砂丘を案内するときはできるだけゴミ拾いもする。「砂人」ではなく、なぜか「島人」(笑)
防潮堤の上から振り返ると、松林の向こうにアクトタワーと天竜の山が見える
「10年ほどたって、ふと、海岸までの距離が短くなっていることに気が付いたんだよね。台風が去ったあと、ひどいときには堤防近くまで波が来ていたこともあったっけ」。静岡県の資料によると、1982年から2004年の22年間に、150mほど海岸線が後退(※1)。海岸侵食に興味を持った松下さんは、静岡県の遠州灘沿岸侵食対策検討委員会を見学するようになります。といっても、年に数回の会議で、内容は報告程度。

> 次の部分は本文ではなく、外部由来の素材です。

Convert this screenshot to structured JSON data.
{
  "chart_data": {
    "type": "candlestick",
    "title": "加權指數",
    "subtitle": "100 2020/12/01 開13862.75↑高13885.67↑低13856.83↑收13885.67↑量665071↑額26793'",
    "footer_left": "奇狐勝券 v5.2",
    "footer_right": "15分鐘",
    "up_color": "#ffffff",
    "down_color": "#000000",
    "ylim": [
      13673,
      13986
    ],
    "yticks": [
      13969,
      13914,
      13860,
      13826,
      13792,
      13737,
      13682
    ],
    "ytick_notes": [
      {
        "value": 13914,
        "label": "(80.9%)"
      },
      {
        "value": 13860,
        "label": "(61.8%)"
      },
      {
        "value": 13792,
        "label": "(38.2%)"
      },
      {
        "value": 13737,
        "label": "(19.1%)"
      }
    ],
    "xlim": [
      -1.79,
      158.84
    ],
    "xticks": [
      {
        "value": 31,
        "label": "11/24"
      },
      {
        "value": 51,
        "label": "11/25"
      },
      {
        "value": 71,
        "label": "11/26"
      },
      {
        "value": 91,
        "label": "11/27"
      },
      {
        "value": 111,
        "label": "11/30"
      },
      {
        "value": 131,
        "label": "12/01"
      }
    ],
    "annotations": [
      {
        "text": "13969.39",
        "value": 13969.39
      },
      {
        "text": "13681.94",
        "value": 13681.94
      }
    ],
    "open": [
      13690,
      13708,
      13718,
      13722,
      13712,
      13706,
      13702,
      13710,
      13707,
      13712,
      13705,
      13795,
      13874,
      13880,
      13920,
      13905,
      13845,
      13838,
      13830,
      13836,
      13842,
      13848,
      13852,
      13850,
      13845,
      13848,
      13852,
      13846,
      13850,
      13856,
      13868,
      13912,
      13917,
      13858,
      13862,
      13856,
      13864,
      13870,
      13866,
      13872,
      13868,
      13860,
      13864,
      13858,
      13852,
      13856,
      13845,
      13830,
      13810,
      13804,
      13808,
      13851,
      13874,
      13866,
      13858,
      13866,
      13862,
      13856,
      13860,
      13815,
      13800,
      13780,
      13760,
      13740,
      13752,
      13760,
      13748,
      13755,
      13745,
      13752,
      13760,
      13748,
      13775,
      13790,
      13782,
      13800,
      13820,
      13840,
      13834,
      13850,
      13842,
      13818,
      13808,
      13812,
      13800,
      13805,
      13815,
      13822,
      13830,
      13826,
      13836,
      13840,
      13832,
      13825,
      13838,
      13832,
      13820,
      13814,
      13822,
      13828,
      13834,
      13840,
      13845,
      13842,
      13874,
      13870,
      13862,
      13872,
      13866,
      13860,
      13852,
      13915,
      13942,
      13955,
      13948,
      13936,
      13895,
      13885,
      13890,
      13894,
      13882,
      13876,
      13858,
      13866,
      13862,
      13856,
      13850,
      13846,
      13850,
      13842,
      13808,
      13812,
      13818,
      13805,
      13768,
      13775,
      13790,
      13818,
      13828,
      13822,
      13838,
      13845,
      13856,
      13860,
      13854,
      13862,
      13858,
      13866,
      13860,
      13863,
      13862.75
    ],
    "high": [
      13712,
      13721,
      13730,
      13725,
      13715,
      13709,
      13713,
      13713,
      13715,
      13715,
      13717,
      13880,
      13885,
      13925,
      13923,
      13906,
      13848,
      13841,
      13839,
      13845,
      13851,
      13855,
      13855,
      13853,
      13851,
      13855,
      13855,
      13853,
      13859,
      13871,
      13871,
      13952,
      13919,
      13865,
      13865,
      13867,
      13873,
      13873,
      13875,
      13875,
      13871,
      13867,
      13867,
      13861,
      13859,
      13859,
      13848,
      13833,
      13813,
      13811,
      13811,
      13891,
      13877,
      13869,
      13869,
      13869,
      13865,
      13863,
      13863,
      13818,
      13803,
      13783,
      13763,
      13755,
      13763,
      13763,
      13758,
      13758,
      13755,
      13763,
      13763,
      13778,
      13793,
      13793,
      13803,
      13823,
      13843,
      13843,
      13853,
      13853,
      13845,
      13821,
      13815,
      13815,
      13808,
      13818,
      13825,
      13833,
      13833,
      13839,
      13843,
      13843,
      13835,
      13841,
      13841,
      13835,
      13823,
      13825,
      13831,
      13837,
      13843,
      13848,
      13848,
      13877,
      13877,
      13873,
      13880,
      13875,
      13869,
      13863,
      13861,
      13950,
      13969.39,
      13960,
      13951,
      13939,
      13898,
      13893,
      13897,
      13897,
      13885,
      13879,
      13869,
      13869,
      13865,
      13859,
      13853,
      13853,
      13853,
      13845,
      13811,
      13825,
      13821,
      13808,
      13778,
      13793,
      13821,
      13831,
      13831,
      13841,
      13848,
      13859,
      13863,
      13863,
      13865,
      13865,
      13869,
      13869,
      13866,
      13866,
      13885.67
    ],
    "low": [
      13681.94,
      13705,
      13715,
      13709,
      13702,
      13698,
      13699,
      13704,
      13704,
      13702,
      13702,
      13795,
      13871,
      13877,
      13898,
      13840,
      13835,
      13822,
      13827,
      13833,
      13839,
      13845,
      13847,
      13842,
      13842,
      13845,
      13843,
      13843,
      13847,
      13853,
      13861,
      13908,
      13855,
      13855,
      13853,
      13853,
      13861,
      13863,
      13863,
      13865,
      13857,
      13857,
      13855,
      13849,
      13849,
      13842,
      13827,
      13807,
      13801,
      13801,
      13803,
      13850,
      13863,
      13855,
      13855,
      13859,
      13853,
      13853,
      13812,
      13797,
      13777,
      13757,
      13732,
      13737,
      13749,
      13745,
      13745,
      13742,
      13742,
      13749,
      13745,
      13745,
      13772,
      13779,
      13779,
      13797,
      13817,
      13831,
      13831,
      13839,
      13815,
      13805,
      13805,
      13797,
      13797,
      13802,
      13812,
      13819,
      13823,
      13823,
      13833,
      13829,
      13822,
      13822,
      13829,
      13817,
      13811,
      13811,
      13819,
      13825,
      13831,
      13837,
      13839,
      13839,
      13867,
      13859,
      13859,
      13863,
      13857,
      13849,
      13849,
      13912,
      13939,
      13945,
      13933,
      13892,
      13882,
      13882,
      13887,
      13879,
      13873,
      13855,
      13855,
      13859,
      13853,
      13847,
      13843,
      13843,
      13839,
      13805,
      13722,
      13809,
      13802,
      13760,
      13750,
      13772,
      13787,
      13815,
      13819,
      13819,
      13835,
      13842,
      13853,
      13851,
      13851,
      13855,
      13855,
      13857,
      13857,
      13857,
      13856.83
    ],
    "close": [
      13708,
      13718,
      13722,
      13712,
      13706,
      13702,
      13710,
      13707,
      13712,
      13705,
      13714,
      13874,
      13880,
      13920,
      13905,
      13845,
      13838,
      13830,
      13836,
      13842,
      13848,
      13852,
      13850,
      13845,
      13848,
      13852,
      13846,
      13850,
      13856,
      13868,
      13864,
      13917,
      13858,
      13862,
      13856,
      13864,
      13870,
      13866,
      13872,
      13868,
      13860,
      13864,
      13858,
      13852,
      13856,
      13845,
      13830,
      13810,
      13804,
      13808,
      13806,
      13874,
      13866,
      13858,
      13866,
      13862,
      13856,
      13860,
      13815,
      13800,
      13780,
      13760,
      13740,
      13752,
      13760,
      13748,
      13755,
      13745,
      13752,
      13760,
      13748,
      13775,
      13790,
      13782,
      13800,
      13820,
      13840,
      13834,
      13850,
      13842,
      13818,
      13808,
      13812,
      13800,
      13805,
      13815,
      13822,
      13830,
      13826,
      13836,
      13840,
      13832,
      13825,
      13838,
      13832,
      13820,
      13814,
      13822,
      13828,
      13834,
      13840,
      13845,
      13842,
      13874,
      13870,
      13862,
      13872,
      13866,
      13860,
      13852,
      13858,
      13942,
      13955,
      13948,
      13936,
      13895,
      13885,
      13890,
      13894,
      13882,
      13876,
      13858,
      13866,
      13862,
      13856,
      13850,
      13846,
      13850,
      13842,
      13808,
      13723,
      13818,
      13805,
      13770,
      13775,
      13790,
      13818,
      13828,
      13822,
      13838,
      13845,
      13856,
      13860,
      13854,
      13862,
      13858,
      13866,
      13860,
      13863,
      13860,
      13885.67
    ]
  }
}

話し合いの場ではありませんでした。
2008年1月、海しか見えなかった中田島の海に人工物が投入された(写真提供:松下克己さん)
「あるとき、侵食対策としてテトラポットが海に投入されたんだよね。それまでこの海の先にはアメリカやハワイがあるんだぜって言っていたのに、目の前にあるのはテトラポットの山。当たり前にあった風景が、当たり前でなくなった瞬間。とても不自然で、汚された感があった。海岸侵食の原因は明らかで、天竜川上流に設置されたダムによって、砂が海に供給されなくなったから」
「市民みんなが声をあげれば何か変わったのかもしれないけれど、声は上がらなかったし、どこかに申し立てしようと思っても、そんな場所もなかった……。ダム事業は国家プロジェクトで、市民ではあらがうことのできない大きな力を感じた」と、当時を振り返る松下さん。そんな複雑な心境は、環境をキーワードにしたビジネス情報誌『エコノワ』(※2)創刊号の特集「遠州の海がなくなる」にも綴られています。
海辺で思い思いに過ごす人たち。海にはテトラポットが見え、なぎさには侵食対策で入れた土砂に含まれていた小石が目立つ
松下克己(砂おじさん)
中田島砂丘観光協会代表。いつも砂丘にいるイメージだが、実は中山間地の棚田でお米を作ったり、天竜の山で天竜材を語ったりもしている。遠州LOVEなのである。本業はデザインプロダクション・キーウエストクリエイティブに所属。浜松市を中心に行政、民間企業のコミュニケーションを扱う。地域を暮らしの観点から再認識する自社メディア「えんらくプロジェクト」に編集長でもある。
中田島砂丘観光協会
えんらく
※1 海岸線の後退について
遠州灘沿岸侵食対策検討委員会
第1回会議資料(PDF)
※2 エコノワ
松下さんが勤めるデザイン事務所などが製作したフリーペーパー。静岡県西部発 環境をキーワードに人と企業、地域をつなぐビジネス情報誌として、2009年に創刊。2014年まで8号を製作し、現在は休刊中。